In order to further enhance the hardware efficiency for a low-density parity-check (LDPC) decoder, the decoding algorithm, together with the associated architecture should be modified.
No matter whether the LDPC deocder is binary or non-binary(NB), the process for updating the check-node (CN) unit dominates the decoding complexity and memory requirements.
For a binary LDPC decoder, a second minimum-only Normalized Min-Sum (NMS) algorithm is proposed such that the first minimum values are not stored without introducing any notable degradation in error-rate performance.
Therefore, only second minimum values, together with the associated index of the first minimum value need to be stored.
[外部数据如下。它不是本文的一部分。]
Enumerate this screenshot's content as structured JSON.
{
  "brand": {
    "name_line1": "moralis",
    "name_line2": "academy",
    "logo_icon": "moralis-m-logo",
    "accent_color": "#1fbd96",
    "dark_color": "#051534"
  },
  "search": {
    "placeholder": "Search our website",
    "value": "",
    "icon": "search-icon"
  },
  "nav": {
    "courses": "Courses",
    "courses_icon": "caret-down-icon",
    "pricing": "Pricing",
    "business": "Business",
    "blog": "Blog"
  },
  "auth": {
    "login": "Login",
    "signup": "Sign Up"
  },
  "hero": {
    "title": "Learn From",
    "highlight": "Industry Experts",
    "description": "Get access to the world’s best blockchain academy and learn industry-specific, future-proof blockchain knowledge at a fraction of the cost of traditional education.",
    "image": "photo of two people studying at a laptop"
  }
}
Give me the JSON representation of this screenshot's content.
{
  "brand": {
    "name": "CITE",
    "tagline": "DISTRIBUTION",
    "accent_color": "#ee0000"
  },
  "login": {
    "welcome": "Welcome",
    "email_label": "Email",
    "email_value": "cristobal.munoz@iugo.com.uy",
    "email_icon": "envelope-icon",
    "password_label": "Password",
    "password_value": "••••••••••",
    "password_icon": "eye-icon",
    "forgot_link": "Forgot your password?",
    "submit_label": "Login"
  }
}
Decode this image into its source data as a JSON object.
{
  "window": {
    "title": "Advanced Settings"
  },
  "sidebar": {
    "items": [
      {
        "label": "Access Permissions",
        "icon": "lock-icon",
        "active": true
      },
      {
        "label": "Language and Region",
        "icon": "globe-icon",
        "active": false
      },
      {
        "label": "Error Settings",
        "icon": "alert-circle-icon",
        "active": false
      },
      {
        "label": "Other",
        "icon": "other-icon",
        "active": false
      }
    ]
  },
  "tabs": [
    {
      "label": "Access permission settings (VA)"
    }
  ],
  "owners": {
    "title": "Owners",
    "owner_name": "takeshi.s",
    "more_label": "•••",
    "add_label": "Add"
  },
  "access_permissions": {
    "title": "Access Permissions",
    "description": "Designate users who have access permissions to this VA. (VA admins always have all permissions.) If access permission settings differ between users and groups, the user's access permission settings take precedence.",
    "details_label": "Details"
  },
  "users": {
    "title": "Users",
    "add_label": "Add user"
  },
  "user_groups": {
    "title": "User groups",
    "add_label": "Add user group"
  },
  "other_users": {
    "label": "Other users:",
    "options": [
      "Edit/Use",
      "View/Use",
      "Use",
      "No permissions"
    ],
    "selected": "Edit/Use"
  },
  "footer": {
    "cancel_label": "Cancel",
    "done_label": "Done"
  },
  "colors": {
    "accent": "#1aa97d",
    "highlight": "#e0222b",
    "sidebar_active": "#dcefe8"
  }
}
In order to achieve a further high-throughput LDPC decoder while preventing any degradation in error-rate performance, a time-domain (TD) signal processing scheme is proposed.
The latency for determining the first two minimum values required in the CN unit is significantly reduced through TD processing.
A layered Q-based decoding architecture, together with the associated scheduling, is proposed in order to reduce the amount of memory used for check-to-variable (C2V) storage.
As a proof of concept, a TD-based multi-mode LDPC decoder applicalbe for high-speed IEEE 802.15.3c-compliant devices is designed and fabricated in a 90-nm CMOS process.
The LDPC decoder integrates 495K logic gates in an area of 2.25 mm$^2$, and achieves a throughput of 5.28 Gbps at 157 MHz from a 1.05 V supply voltage.
The power and normalized energy dissipation are 182 mW and 34.47 pJ/b, respectively.
The proposed LDPC decoder is more hardware and energy efficient than its previous digital counterparts, and is able to support long codes for practical applications, which is still unfeasible for the current state-of-the-art TD-based LDPC decoders.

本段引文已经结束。